According to the invention, the sensor 10 is designed so that as it is 
peeled from the monitored object 54, separation/tearing, in the 
predetermined fashion described above, causes the conductive trace 20 to 
be broken to thereby interrupt the conductive path between the first and 
second locations 22, 24. In this embodiment, one leg 68 of the conductive 
trace 20 is located between the cuts 32, 34 and extends across the 
frangible portions 44, 46. Another leg 70 of the conductive trace 20 
extends between the cuts 48, 50 across like, frangible portions 72, 74 
therebetween. When the frangible portions 44, 46 rupture, the conductive 
trace leg 68 severs. Similarly, when the frangible portions 72, 74 
rupture, the trace leg 70 likewise breaks. This situation can be seen most 
clearly in FIG. 6. 
Right-to-left peeling causes separation of the substrate layer 12 initially 
at the edge 59. The separation continues along the cut 50 towards the legs 
76, 78 of the cut 48. The separation/tearing eventually reaches the ends 
80, 82 of the cut 50 and continues across the frangible portions 72, 74 to 
the ends 84, 86 of the cut legs 76, 78. The separation continues along the 
cut 48 to the apex 89, whereupon a discrete portion 90 of the substrate 
layer 12 becomes separated from the remainder of the substrate layer 12. 
The fracturing of the conductive trace 20 is detected through a monitoring 
system 92. The monitoring system 92 includes a connector 94 (FIGS. 8 and 
9) which both electrically and mechanically connects the sensor 10 to the 
monitoring system 92. More particularly, the connector 94 has a housing 96 
with parts 98, 100 which are joined at a hinge 102. The hinge 102 allows 
the housing parts 98, 100 to be pivoted, as indicated by the double-headed 
arrow 103, relative to each other between an open position in FIG. 8, and 
a closed position, wherein conductors 104, 106 on the connector 94 are 
electrically connected to the trace 20, on each at the locations 22, 24. A 
projecting stud 108 on the connector part 98 projects through a cut-out 
110 in the substrate layer 12 and into a seat 112 defined on the other 
connector part 100. Cooperating latch elements 114, 116 cooperate to 
maintain the connector 94 in the closed position, wherein the connecting 
portion 16 of the substrate layer 12 is mechanically locked in a position 
wherein the conductive trace 20 is in electrical contact with the 
conductors 104, 106. The conductors 104, 106 are operatively connected to 
the monitoring system 92 through cables 117, 118. 

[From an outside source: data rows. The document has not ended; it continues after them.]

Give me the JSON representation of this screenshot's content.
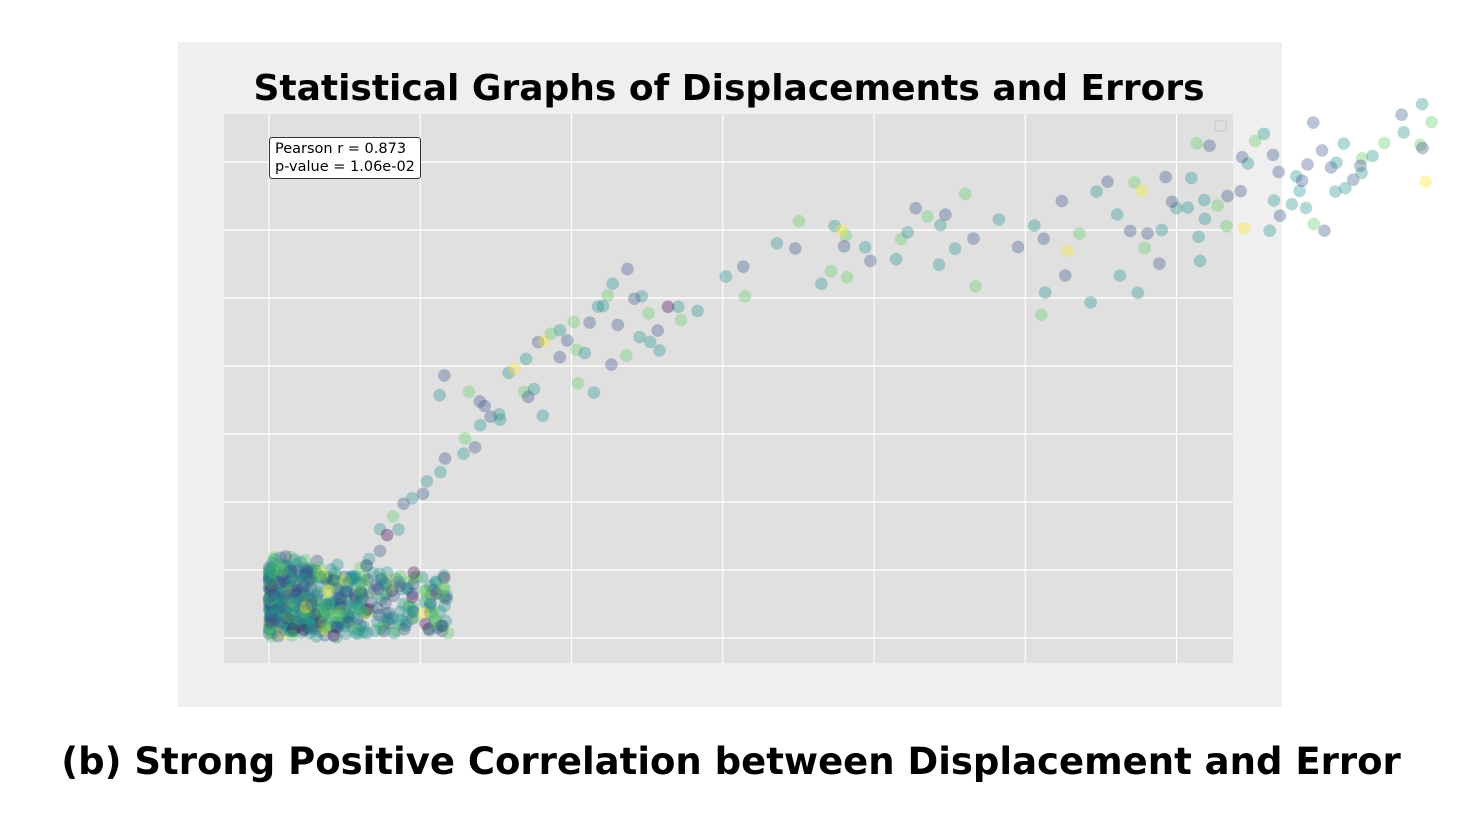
{
  "caption": "(b) Strong Positive Correlation between Displacement and Error",
  "colors": {
    "panel_background": "#efefef",
    "plot_background": "#e0e0e0",
    "grid": "#ffffff",
    "viridis_palette": [
      "#440154",
      "#3b528b",
      "#21918c",
      "#5ec962",
      "#fde725"
    ]
  },
  "chart_data": {
    "type": "scatter",
    "title": "Statistical Graphs of Displacements and Errors",
    "xlabel": "",
    "ylabel": "",
    "grid": true,
    "legend": "empty legend box at top-right",
    "annotation": {
      "lines": [
        "Pearson r = 0.873",
        "p-value = 1.06e-02"
      ],
      "position": "top-left"
    },
    "marker_style": {
      "alpha": 0.35,
      "colormap": "viridis"
    },
    "points": [
      [
        1.53,
        0.26,
        1
      ],
      [
        1.57,
        0.04,
        2
      ],
      [
        1.4,
        0.98,
        1
      ],
      [
        1.27,
        1.86,
        1
      ],
      [
        1.16,
        1.75,
        2
      ],
      [
        1.59,
        1.48,
        2
      ],
      [
        1.75,
        0.73,
        3
      ],
      [
        1.81,
        0.45,
        3
      ],
      [
        1.68,
        1.79,
        2
      ],
      [
        1.96,
        1.39,
        4
      ],
      [
        2.29,
        0.64,
        3
      ],
      [
        2.37,
        0.98,
        1
      ],
      [
        2.4,
        0.81,
        3
      ],
      [
        2.23,
        0.02,
        2
      ],
      [
        2.26,
        0.31,
        1
      ],
      [
        2.14,
        0.07,
        0
      ],
      [
        2.62,
        0.46,
        1
      ],
      [
        2.54,
        0.13,
        2
      ],
      [
        2.84,
        1.28,
        1
      ],
      [
        3.11,
        1.28,
        2
      ],
      [
        2.96,
        1.43,
        3
      ],
      [
        3.61,
        1.46,
        1
      ],
      [
        3.86,
        1.61,
        2
      ],
      [
        4.02,
        1.45,
        3
      ],
      [
        3.67,
        2.56,
        1
      ],
      [
        3.31,
        2.32,
        2
      ],
      [
        3.23,
        2.14,
        1
      ],
      [
        3.67,
        3.2,
        2
      ],
      [
        3.9,
        3.03,
        0
      ],
      [
        4.28,
        3.19,
        2
      ],
      [
        4.1,
        3.57,
        3
      ],
      [
        4.45,
        3.95,
        1
      ],
      [
        4.74,
        4.11,
        2
      ],
      [
        5.09,
        4.24,
        1
      ],
      [
        5.22,
        4.61,
        2
      ],
      [
        5.67,
        4.88,
        2
      ],
      [
        5.82,
        5.28,
        1
      ],
      [
        6.43,
        5.42,
        2
      ],
      [
        6.81,
        5.61,
        1
      ],
      [
        6.48,
        5.87,
        3
      ],
      [
        6.99,
        6.26,
        2
      ],
      [
        7.33,
        6.51,
        1
      ],
      [
        7.61,
        6.58,
        2
      ],
      [
        7.13,
        6.82,
        1
      ],
      [
        8.44,
        7.24,
        3
      ],
      [
        8.76,
        7.32,
        2
      ],
      [
        8.5,
        8.21,
        2
      ],
      [
        8.9,
        8.7,
        1
      ],
      [
        9.1,
        8.73,
        4
      ],
      [
        9.32,
        8.95,
        3
      ],
      [
        9.62,
        9.05,
        2
      ],
      [
        9.86,
        8.75,
        1
      ],
      [
        10.08,
        9.3,
        3
      ],
      [
        10.17,
        8.47,
        3
      ],
      [
        10.44,
        8.38,
        2
      ],
      [
        10.6,
        9.28,
        1
      ],
      [
        10.88,
        9.75,
        2
      ],
      [
        11.2,
        10.07,
        3
      ],
      [
        11.36,
        10.42,
        2
      ],
      [
        11.85,
        10.85,
        1
      ],
      [
        5.64,
        7.14,
        2
      ],
      [
        5.8,
        7.72,
        1
      ],
      [
        6.61,
        7.24,
        3
      ],
      [
        6.97,
        6.96,
        1
      ],
      [
        7.64,
        6.42,
        2
      ],
      [
        7.92,
        7.8,
        2
      ],
      [
        8.12,
        7.93,
        4
      ],
      [
        8.57,
        7.09,
        1
      ],
      [
        9.05,
        6.54,
        2
      ],
      [
        9.61,
        8.26,
        1
      ],
      [
        10.21,
        7.49,
        3
      ],
      [
        10.74,
        7.22,
        2
      ],
      [
        11.32,
        8.04,
        1
      ],
      [
        11.81,
        8.31,
        3
      ],
      [
        11.04,
        9.76,
        2
      ],
      [
        11.53,
        9.21,
        1
      ],
      [
        12.25,
        8.85,
        2
      ],
      [
        12.6,
        8.71,
        2
      ],
      [
        12.85,
        9.04,
        1
      ],
      [
        12.91,
        8.46,
        2
      ],
      [
        12.55,
        9.55,
        3
      ],
      [
        12.32,
        10.05,
        2
      ],
      [
        12.08,
        9.98,
        1
      ],
      [
        13.53,
        9.74,
        2
      ],
      [
        13.62,
        9.35,
        3
      ],
      [
        13.19,
        9.74,
        0
      ],
      [
        14.17,
        9.62,
        2
      ],
      [
        15.1,
        10.63,
        2
      ],
      [
        15.74,
        10.05,
        3
      ],
      [
        15.68,
        10.92,
        1
      ],
      [
        16.79,
        11.61,
        2
      ],
      [
        17.52,
        12.26,
        3
      ],
      [
        17.4,
        11.46,
        1
      ],
      [
        18.7,
        12.12,
        2
      ],
      [
        19.07,
        11.84,
        3
      ],
      [
        19.01,
        11.52,
        1
      ],
      [
        18.26,
        10.42,
        2
      ],
      [
        18.58,
        10.79,
        3
      ],
      [
        19.11,
        10.61,
        3
      ],
      [
        18.94,
        11.99,
        4
      ],
      [
        19.71,
        11.49,
        2
      ],
      [
        19.88,
        11.09,
        1
      ],
      [
        20.73,
        11.14,
        2
      ],
      [
        20.9,
        11.73,
        3
      ],
      [
        21.11,
        11.93,
        2
      ],
      [
        21.38,
        12.64,
        1
      ],
      [
        21.77,
        12.4,
        3
      ],
      [
        22.2,
        12.14,
        2
      ],
      [
        22.36,
        12.45,
        1
      ],
      [
        23.01,
        13.06,
        3
      ],
      [
        22.68,
        11.45,
        2
      ],
      [
        23.29,
        11.75,
        1
      ],
      [
        24.13,
        12.31,
        2
      ],
      [
        22.15,
        10.98,
        2
      ],
      [
        23.36,
        10.34,
        3
      ],
      [
        24.76,
        11.5,
        1
      ],
      [
        25.3,
        12.13,
        2
      ],
      [
        25.61,
        11.74,
        1
      ],
      [
        26.21,
        12.85,
        1
      ],
      [
        26.79,
        11.89,
        3
      ],
      [
        27.36,
        13.13,
        2
      ],
      [
        28.04,
        12.46,
        2
      ],
      [
        28.47,
        11.97,
        1
      ],
      [
        28.95,
        11.47,
        3
      ],
      [
        28.13,
        10.66,
        2
      ],
      [
        27.16,
        9.87,
        2
      ],
      [
        26.32,
        10.66,
        1
      ],
      [
        25.66,
        10.16,
        2
      ],
      [
        25.53,
        9.51,
        3
      ],
      [
        29.64,
        13.56,
        1
      ],
      [
        26.41,
        11.39,
        4
      ],
      [
        28.61,
        13.4,
        3
      ],
      [
        27.72,
        13.42,
        1
      ],
      [
        29.43,
        11.01,
        1
      ],
      [
        29.04,
        11.9,
        1
      ],
      [
        28.72,
        10.15,
        2
      ],
      [
        28.86,
        13.16,
        4
      ],
      [
        30.0,
        12.64,
        2
      ],
      [
        29.51,
        12.0,
        2
      ],
      [
        30.37,
        12.66,
        2
      ],
      [
        30.94,
        12.33,
        2
      ],
      [
        31.36,
        12.72,
        3
      ],
      [
        30.49,
        13.53,
        2
      ],
      [
        29.85,
        12.83,
        1
      ],
      [
        31.69,
        13.0,
        1
      ],
      [
        32.12,
        13.14,
        1
      ],
      [
        32.36,
        13.96,
        2
      ],
      [
        32.6,
        14.62,
        3
      ],
      [
        32.89,
        14.83,
        2
      ],
      [
        30.67,
        14.55,
        3
      ],
      [
        32.17,
        14.14,
        1
      ],
      [
        31.09,
        14.48,
        1
      ],
      [
        33.19,
        14.21,
        1
      ],
      [
        33.38,
        13.71,
        1
      ],
      [
        33.96,
        13.58,
        2
      ],
      [
        34.33,
        13.93,
        1
      ],
      [
        34.81,
        14.34,
        1
      ],
      [
        35.11,
        13.84,
        1
      ],
      [
        35.29,
        13.98,
        2
      ],
      [
        35.53,
        14.54,
        2
      ],
      [
        35.84,
        13.48,
        1
      ],
      [
        36.14,
        14.11,
        3
      ],
      [
        36.87,
        14.56,
        3
      ],
      [
        37.51,
        14.87,
        2
      ],
      [
        38.12,
        15.7,
        2
      ],
      [
        38.06,
        14.51,
        3
      ],
      [
        38.13,
        14.41,
        1
      ],
      [
        38.43,
        15.17,
        3
      ],
      [
        38.23,
        13.42,
        4
      ],
      [
        37.44,
        15.39,
        1
      ],
      [
        36.08,
        13.89,
        1
      ],
      [
        34.52,
        15.16,
        1
      ],
      [
        36.48,
        14.18,
        2
      ],
      [
        35.58,
        13.23,
        2
      ],
      [
        34.07,
        13.15,
        2
      ],
      [
        33.22,
        12.87,
        2
      ],
      [
        32.24,
        12.05,
        4
      ],
      [
        33.08,
        11.98,
        2
      ],
      [
        34.28,
        12.65,
        2
      ],
      [
        35.25,
        13.13,
        2
      ],
      [
        36.12,
        13.68,
        2
      ],
      [
        34.54,
        12.17,
        3
      ],
      [
        34.89,
        11.98,
        1
      ],
      [
        33.81,
        12.76,
        2
      ],
      [
        33.42,
        12.42,
        1
      ],
      [
        31.66,
        12.11,
        3
      ],
      [
        30.73,
        11.8,
        2
      ],
      [
        30.92,
        12.88,
        2
      ],
      [
        30.78,
        11.09,
        2
      ],
      [
        34.15,
        13.45,
        1
      ]
    ],
    "dense_cluster": {
      "x_range": [
        0,
        6
      ],
      "y_range": [
        0,
        2.2
      ],
      "count": 520
    }
  }
}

A specific, suitable design of the monitoring system 92 can be arrived at 
by one skilled in the art. Many commercially available systems exist which 
would perform adequately. Generally, the monitoring system 92 has 
detecting means 119 for detecting two different states for the sensor 10, 
one with the conductive trace 20 defining a continuous conductive path 
between the first and second locations 22, 24, and a second state wherein 
the conductive trace 20 is interrupted between the first and second 
locations 22, 24. In response to detecting the second state, the detecting 
means 119 produces a signal to a signal producing means 120, which 
generates a signal that can be sensed, i.e., audibly or visually. 
To facilitate mounting of the sensor 10, a release layer 122 is provided 
over the adhesive layer 52. By producing a cut 124 at the mid-portion 
thereof, peeling of the release layer 122 is facilitated to expose the 
adhesive layer 52 for application thereof to the object 54. 
A dielectric layer 126 can be applied over the substrate layer 20 at the 
connecting portion 16 and neck 18 thereof to prevent accidental shorting 
between the first and second locations (or intentional shorting thereof by 
a potential thief). 
To assemble the sensor 10, the connector 94 can be pre-attached. In this 
state, the user need only peel off the release layer 122 and press the 
sensor 10 into the operative position. Alternatively, the sensor 10 can be 
pre-applied, after which the connector 94 is attached thereto. 
The foregoing disclosure of specific embodiments is intended to be 
illustrative of the broad concepts comprehended by the invention.